I am deeply committed to the idea that philosophy is a cooperative activity and an inherently fulfilling one. For this reason, I encourage activities of philosophical study in which, through conversation, a community develops in which each participant experiences her or his thinking to be elevated beyond the level she or he could achieve alone, and in which study and social life are closely interwoven.

Since 2003, I have run an annual summer seminar in philosophy. Each year, roughly 25 invited participants-primarily faculty members and Ph.D. students from universities across North America-gather for roughly one week of intense, group study of a major text from the history of philosophy. Participants meet twice daily for sessions of highly focused discussion of the text and the issues it raises. When not studying in preparation for the meetings, seminar participants also socialize together, generally taking advantage of Toronto's outstanding, multicultural dining opportunities, and taking part in Toronto's vibrant and varied live music scene. Participants in these seminars consistently have the experience of growth in their conversation and conceptual abilities, and typically leave with a transformed sense of the nature and possibilities of philosophy.

Throughout the year, I also often lead smaller private seminars, specially oriented to graduate students, on various texts and topics in the history of philosophy.

Music, along with the other creative arts, is one of the most profound ways in which people express and define the distinctive character of human life. Composing, performing, and listening to music are some of the most fulfilling of our experiences. Listening offers us the opportunity for the sensuous pleasure of listening and moving (in dance), for emotional self-expression, and for bonding with others in shared enthusiasm. Performing brings with it the demands and rewards of communication and cooperation-with band-members and with audience-and supports the development and deployment of highly-refined bodily and expressive skills. Composing can be a powerful intellectual and cultural practice, offering one a route into participating in the rich historical and multicultural traditions of musical expression. Engaging with music, like engaging with philosophy, touches us in every dimension-bodily, emotional, intellectual, interpersonal, cultural, spiritual-of our experience.

My own personal path into music has involved me in the study of jazz music in particular, and since 2005 I have performed regularly in Toronto as a guitarist with my own band, the John Russon Quartet. The band (with the outstanding musicians Nick Fraser, Mike Milligan, and Chris Gale on drums, bass, and saxophone respectively, and, on special occasions, with Tom Richards joining us on trombone) performs my original compositions, as well as interpreting the standard tunes of the jazz repertoire and experimenting with free improvisation. We have just (August 2011) gone into the studio to record our first CD, and it should be available in a few months. It has also been, and continues to be, a major project of mine to develop a community of jazz enthusiasts who will carry on the tradition of appreciating live musical performance in general and jazz music in particular in this age in which recording, downloading, and dj-ing have come to define "music" for most people.

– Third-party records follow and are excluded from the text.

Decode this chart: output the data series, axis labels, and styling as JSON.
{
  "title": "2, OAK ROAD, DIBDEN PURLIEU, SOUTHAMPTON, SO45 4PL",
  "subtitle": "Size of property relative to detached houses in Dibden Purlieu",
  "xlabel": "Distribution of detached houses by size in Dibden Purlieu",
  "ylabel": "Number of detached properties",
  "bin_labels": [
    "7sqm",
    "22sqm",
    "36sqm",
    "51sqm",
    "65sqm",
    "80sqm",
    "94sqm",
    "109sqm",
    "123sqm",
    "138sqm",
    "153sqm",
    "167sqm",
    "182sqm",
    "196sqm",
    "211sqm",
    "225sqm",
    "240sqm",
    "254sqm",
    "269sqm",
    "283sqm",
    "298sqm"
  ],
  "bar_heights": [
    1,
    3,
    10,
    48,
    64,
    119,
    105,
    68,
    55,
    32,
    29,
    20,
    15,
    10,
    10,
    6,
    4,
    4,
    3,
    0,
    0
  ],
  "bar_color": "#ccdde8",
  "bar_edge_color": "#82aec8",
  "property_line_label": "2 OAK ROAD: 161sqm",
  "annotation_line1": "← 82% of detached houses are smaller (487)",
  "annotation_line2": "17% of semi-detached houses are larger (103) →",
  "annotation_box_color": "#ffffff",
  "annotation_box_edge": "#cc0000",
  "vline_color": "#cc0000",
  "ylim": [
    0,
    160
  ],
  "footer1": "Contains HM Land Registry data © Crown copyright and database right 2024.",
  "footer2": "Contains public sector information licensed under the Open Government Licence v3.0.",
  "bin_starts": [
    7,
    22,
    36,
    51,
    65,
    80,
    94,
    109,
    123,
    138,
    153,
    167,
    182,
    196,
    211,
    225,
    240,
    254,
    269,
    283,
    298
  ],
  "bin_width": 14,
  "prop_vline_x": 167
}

I think of both philosophy and music as communal practices first and foremost, and I regularly try to design community activities involving either or both. Currently, I am organizing one series in downtown Toronto.

"Story and Song Night" is a once-a-month event in which a speaker narrates one of the great stories from the world's religious traditions. Stories are among the oldest and most basic of our ways of telling ourselves and each other who we are as people, and the ancient stories that have been handed down for generations remain powerful and provocative resources for thinking about ourselves and our lives. On the fourth Tuesday of each month, a speaker narrates a story she or he has found personally meaningful, and this is followed first by group discussion and then by a set of live music performed by some of the best of Toronto's musicians. The event is hosted by Naco Gallery Cafe (1665 Dundas St. W.).